Something is wrong, but I don’t care. Not speaking is not dying. It’s an inconvenience, not anything dangerous. How my attitude and response to poor speech have changed for the better.

And speaking of something wrong, you should have seen the pyrotechnics in my microwave last night. I was melting butter in a ceramic dish when there were bolts of white light like when a transformer goes wonky. I stopped the device and then started it again and it worked, but now I am scared to use it. 

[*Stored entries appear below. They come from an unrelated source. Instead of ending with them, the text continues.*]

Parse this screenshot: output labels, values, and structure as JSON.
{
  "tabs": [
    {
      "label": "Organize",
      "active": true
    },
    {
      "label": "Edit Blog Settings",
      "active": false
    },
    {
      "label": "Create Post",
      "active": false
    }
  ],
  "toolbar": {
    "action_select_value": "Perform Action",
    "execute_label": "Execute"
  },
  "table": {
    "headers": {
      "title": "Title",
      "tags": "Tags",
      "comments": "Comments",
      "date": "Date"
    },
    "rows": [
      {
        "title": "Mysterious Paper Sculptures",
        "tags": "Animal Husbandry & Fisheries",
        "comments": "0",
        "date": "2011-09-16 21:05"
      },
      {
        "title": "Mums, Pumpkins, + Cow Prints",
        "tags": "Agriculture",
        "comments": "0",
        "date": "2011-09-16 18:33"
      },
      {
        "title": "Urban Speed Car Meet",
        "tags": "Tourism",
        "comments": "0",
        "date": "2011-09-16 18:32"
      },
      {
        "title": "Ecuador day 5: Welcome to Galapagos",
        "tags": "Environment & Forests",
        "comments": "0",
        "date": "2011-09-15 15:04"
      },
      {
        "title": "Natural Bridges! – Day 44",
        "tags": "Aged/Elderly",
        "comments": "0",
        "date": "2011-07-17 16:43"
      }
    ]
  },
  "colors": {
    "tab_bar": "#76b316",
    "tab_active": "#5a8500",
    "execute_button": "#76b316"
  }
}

I think a lot about SPACE when I am not reading, so I was delighted when Aidan proposed another chat. We are Zooming on Monday, so that drove more thinking and, just before I started watching a movie, I don’t know what I did. I texted him, or I messaged him, DM’d him; I am having to learn a lot of new language as Aidan drags me into this world of instant communication. I honestly don’t know what the right word is for how I sent text to him, but I sent him a bunch of questions about his budget and that led to a lot of back and forth of whatever it was we were doing.

One of the reasons I love Aidan is because I see myself in him. (Does that make me a narcissist?) He reminds me of myself because for many years I had ideas and I would get funding for them and find supporters and donors in order to make my ideas come to life. This is a world I know well, and talking non-profit operations and strategies with Aidan is the most fun I’ve had in ages.

Now…finally…it is My Day, my weekly day of permitted self-indulgence. The fact is, though, My Day is not much unlike every other day. If I was inclined, My Day would be a day for sweets, but I’m off sweets. I still want them, but I won’t eat them. I don’t want to gain weight now that my asthma is so bad.

It’s a dull day today. We’ll walk, I’ll read and time will pass pleasantly. The fire will roar, bread will be made, the electric blanket will be turned on, and Simon Mason will make me very happy. I’ll finish book two today.